Across Canada’s 132 ports of entry in August, BSOs made 110 seizures, including 26 narcotics seizures and seizures of $250,000 worth of goods. They collected $35,000 in associated civil penalties. In the same period, entry to Canada was denied to 170 people, mostly due to criminal records.

On the topic of criminals and narcotics, the border conjures images of camo-clad drug smugglers making their way through the woods. Jurisdiction ends at the border — BSOs can’t cross to the south, for example —and RCMP and local police have jurisdiction between ports of entry, so joint forces are required for busts like the bust of eight people with 119 pounds of marijuana two weeks ago in Osoyoos.

“There are known hot spots that people use to cross and smuggle,” Steeksma said. “They’d been working on the file for a long time,” she added, referring to the Integrated Border Enforcement Teams (IBET) that are formed between Canadian and American law enforcement services.

“That’s cooperation and information sharing at a higher level above the individual ports of entry,” she explained.

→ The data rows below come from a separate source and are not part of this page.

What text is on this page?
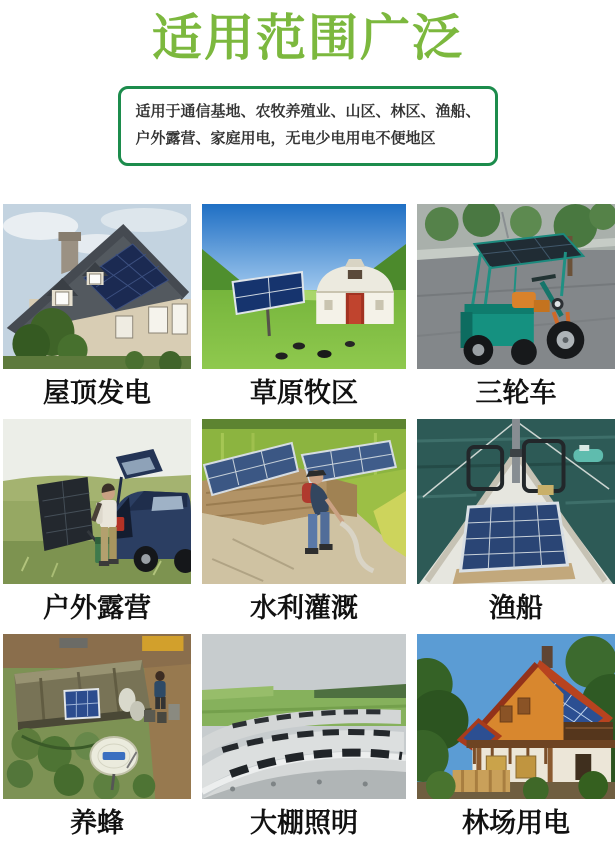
适用范围广泛
适用于通信基地、农牧养殖业、山区、林区、渔船、
户外露营、家庭用电，无电少电用电不便地区
屋顶发电	草原牧区	三轮车
户外露营	水利灌溉	渔船
养蜂	大棚照明	林场用电
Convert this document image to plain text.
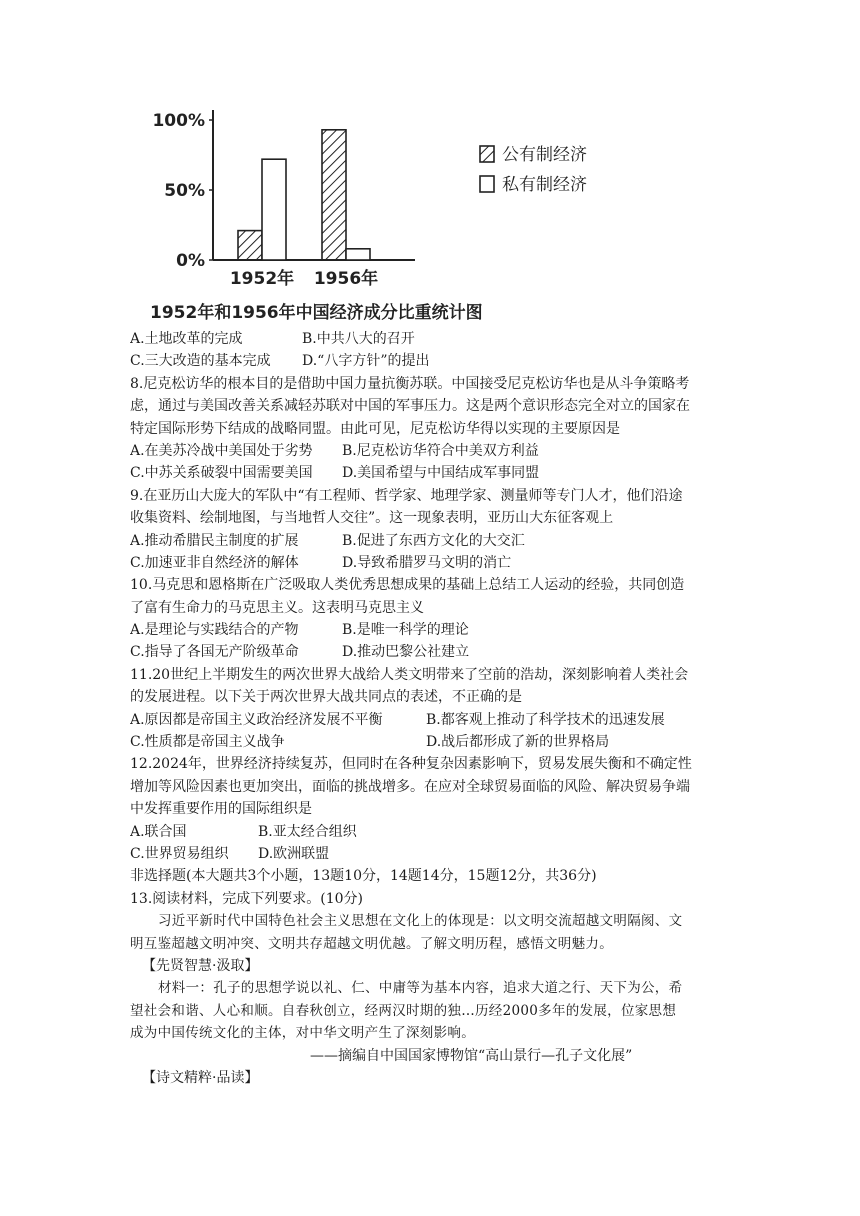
100%
50%
0%
1952年 1956年
公有制经济
私有制经济
1952年和1956年中国经济成分比重统计图
A.土地改革的完成	B.中共八大的召开
C.三大改造的基本完成 D.“八字方针”的提出
8.尼克松访华的根本目的是借助中国力量抗衡苏联。中国接受尼克松访华也是从斗争策略考
虑，通过与美国改善关系减轻苏联对中国的军事压力。这是两个意识形态完全对立的国家在
特定国际形势下结成的战略同盟。由此可见，尼克松访华得以实现的主要原因是
A.在美苏冷战中美国处于劣势 B.尼克松访华符合中美双方利益
C.中苏关系破裂中国需要美国 D.美国希望与中国结成军事同盟
9.在亚历山大庞大的军队中“有工程师、哲学家、地理学家、测量师等专门人才，他们沿途
收集资料、绘制地图，与当地哲人交往”。这一现象表明，亚历山大东征客观上
A.推动希腊民主制度的扩展	B.促进了东西方文化的大交汇
C.加速亚非自然经济的解体	D.导致希腊罗马文明的消亡
10.马克思和恩格斯在广泛吸取人类优秀思想成果的基础上总结工人运动的经验，共同创造
了富有生命力的马克思主义。这表明马克思主义
A.是理论与实践结合的产物	B.是唯一科学的理论
C.指导了各国无产阶级革命	D.推动巴黎公社建立
11.20世纪上半期发生的两次世界大战给人类文明带来了空前的浩劫，深刻影响着人类社会
的发展进程。以下关于两次世界大战共同点的表述，不正确的是
A.原因都是帝国主义政治经济发展不平衡	B.都客观上推动了科学技术的迅速发展
C.性质都是帝国主义战争	D.战后都形成了新的世界格局
12.2024年，世界经济持续复苏，但同时在各种复杂因素影响下，贸易发展失衡和不确定性
增加等风险因素也更加突出，面临的挑战增多。在应对全球贸易面临的风险、解决贸易争端
中发挥重要作用的国际组织是
A.联合国	B.亚太经合组织
C.世界贸易组织 D.欧洲联盟
非选择题(本大题共3个小题，13题10分，14题14分，15题12分，共36分)
13.阅读材料，完成下列要求。(10分)
习近平新时代中国特色社会主义思想在文化上的体现是：以文明交流超越文明隔阂、文
明互鉴超越文明冲突、文明共存超越文明优越。了解文明历程，感悟文明魅力。
【先贤智慧·汲取】
材料一：孔子的思想学说以礼、仁、中庸等为基本内容，追求大道之行、天下为公，希
望社会和谐、人心和顺。自春秋创立，经两汉时期的独…历经2000多年的发展，位家思想
成为中国传统文化的主体，对中华文明产生了深刻影响。
——摘编自中国国家博物馆“高山景行—孔子文化展”
【诗文精粹·品读】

Of course, most of us are simply law-abiding citizens with a fully functional adrenal gland.

With that in mind, as you vacuum your car in preparation for your next trip to the States, consider medical insurance, calculate if you’ll be away 48 hours (so you can snag a bottle of duty-free scotch), double-check that your passport hasn’t expired, and consider that they might search your iPhone. Then relax, smile, and hit the road.